Polar Nights, a solo exhibition of large-scale drawings
- Curated by Suellen Rocca
- Kieft Accelerator ArtSpace at Elmhurst College
- March 8 – April 16, 2016
- 190 Prospect Avenue, Elmhurst, Illinois
Petrides’ drawings are immersive, large-scale abstractions based on her direct observation of the aurora borealis, or northern lights. She uses simple tools – ink, gouache and paper – and the basic element of drawing – the line – to reenact the forcefulness and sublime effect of the ever-shifting aurora. With a background in scientific illustration, Petrides is interested in the dynamic relationship between the micro and the macro, and how the generation of a linear field can create an epic and lyrical space.
This project is partially funded by a Community Arts Assistance grant from the City Of Chicago Department Of Cultural Affairs and the Illinois Arts Council, and by an artist residency at the Ragdale Foundation.
On Big Drawings
- Curated by Friedhard Kiekebe
- Columbia College A + D Gallery, 619 South Wabash, Chicago
- October 2 – November 1, 2014
- 619 South Wabash, Chicago, Illinois
On Big Drawings seeks to expand classic notions of drawing into a nuanced discussion of how contemporary drawing can operate on a large scale in planar, constructed, and projected space. Each featured artist has made an outstanding contribution to an expanded notion of drawing, creating work that engenders a dialogue about drawing across media boundaries, while engaging with large-scale works created for specific spaces.
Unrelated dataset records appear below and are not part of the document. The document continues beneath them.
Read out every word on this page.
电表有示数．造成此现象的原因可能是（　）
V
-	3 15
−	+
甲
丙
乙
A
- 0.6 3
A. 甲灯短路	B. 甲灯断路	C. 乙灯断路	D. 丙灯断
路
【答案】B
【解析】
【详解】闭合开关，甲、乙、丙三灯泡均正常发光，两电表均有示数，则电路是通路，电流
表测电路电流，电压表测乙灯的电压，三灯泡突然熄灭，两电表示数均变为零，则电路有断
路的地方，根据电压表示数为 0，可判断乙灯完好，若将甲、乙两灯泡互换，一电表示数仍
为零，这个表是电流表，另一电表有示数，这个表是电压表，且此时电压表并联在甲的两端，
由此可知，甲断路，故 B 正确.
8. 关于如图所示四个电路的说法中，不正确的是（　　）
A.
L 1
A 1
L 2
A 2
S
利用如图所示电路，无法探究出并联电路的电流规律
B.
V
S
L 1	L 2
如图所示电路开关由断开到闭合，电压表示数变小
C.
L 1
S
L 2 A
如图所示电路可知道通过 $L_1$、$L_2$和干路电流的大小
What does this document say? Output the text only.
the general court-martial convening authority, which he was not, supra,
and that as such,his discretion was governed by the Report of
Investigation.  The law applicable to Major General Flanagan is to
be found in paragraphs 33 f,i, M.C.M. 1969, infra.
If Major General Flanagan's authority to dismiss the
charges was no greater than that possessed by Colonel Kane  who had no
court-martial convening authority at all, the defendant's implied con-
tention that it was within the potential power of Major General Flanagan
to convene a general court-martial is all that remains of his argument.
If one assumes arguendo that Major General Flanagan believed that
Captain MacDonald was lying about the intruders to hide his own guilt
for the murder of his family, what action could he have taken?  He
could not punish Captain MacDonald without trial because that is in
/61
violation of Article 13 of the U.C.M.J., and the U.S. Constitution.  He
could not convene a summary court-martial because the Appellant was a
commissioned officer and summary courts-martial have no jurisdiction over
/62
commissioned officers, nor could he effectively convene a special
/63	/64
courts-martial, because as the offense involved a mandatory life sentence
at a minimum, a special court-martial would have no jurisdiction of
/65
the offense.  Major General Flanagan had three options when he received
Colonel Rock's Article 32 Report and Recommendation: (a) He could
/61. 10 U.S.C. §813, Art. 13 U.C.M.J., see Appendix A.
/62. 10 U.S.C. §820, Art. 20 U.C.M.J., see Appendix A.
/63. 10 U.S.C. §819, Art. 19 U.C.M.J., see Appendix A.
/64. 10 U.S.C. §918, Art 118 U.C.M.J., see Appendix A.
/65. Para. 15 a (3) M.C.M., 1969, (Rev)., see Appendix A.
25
Catalog available.
This work was funded by an Illinois Arts Council Special Projects Grant and supported by an artist residency at the Ragdale Foundation.
Courses Offered
- Landscape Narratives
- School of the Art Institute of Chicago
- Offered Fall and Spring Semesters
A multi-level painting and drawing course that provides an opportunity to explore individual perceptions of the natural world in light of current landscape painting issues. All media on paper.
- Natural History Illustration
- School of the Art Institute of Chicago
- Offered Fall and Spring Semesters
A multi-level studio course which travels to the Field Museum of Natural History, the Lincoln Park Zoo and the Garfield Park Conservatory to observe, understand and paint structure in the light of growth, behavior and physical action. Pencil and watercolor.